To bring the legacy system data to the new application some Data Conversion must take place, where an initiative, separate or concurrent with the implementation of the new application, is undertaken to convert data from one structural form, used by the legacy application to the structural from required by the newer application.

Often in a Data Conversion process, one would tend to think that any two similar systems that maintain the same sort of data, as they are doing very similar functions should map from one to another without much trouble. But that is not really the case as:

  • In Legacy systems, historically, data integrity checks were not strictly enforced, leaving orphan data
  • Theoretical design differences exist between hierarchical and relational systems.
  • Legacy data may require some data cleansing.

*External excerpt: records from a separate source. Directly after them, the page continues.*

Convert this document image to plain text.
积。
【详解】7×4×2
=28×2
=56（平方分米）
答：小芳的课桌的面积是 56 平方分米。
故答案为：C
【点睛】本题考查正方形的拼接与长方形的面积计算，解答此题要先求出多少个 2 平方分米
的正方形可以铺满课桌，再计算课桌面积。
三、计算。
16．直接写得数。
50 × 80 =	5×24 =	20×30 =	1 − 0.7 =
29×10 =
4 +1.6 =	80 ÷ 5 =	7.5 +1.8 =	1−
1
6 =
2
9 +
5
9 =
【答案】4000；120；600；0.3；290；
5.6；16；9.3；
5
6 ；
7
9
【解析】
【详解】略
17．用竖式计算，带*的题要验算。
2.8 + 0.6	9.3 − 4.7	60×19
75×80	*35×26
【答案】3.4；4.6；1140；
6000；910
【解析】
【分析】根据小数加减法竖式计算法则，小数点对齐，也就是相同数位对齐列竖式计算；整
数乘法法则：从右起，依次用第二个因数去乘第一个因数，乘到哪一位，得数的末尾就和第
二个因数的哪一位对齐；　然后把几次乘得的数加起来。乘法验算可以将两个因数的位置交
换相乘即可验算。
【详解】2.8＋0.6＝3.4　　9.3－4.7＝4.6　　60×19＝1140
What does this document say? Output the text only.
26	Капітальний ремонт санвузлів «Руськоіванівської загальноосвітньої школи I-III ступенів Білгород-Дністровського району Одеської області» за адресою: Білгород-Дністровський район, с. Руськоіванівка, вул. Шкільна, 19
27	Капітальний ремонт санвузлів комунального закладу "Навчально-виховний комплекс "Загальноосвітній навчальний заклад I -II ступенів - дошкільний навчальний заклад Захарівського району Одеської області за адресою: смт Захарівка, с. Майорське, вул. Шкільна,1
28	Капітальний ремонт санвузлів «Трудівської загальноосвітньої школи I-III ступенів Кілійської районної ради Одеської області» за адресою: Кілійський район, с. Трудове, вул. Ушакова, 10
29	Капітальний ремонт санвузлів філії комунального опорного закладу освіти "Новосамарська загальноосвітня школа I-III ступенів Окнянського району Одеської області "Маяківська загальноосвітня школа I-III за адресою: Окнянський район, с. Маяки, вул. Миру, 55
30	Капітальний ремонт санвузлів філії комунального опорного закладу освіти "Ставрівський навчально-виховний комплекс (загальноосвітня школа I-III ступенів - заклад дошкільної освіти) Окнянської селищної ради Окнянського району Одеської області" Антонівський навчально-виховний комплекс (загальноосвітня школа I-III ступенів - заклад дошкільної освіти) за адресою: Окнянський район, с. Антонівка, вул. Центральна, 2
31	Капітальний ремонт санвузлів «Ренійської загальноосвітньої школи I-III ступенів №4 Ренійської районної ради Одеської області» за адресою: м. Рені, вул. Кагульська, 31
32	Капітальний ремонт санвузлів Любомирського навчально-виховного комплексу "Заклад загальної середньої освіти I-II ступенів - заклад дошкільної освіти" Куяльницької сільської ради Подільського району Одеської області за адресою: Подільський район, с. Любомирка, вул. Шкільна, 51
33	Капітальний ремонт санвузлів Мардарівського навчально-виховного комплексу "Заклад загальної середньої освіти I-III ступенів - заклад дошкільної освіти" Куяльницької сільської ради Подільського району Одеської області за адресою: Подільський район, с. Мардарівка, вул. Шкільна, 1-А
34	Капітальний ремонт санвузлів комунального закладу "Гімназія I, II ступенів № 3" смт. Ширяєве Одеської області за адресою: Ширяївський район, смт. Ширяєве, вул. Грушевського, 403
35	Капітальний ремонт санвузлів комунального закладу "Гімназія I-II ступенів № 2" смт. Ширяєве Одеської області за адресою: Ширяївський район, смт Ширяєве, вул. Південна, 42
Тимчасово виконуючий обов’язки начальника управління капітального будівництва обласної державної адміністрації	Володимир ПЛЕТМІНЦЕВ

Other Factors contribute to complexity of such projects are:

  • Need for a well-defined target data structure model.
  • In-depth understanding of the functionality of the source data structure.
  • Constant changes on the target model design have a knock-on effect on conversion process design.
  • Source data quality, if poor, needs to be cleansed to be successfully migrated.
  • Degree of complexity of the target model in relation to the source data model.
  • The differences in task definitions between the source and target data structures.


Therefore, it is important to have a sound, methodological approach by which organizations can undertake Data Conversion projects, which will help to confront unpleasant surprises on later stages and resolve those issues fast and effectively.

It is important to note that the methods and processes described within this document is generic in nature. Each project presents its own challenges and opportunities.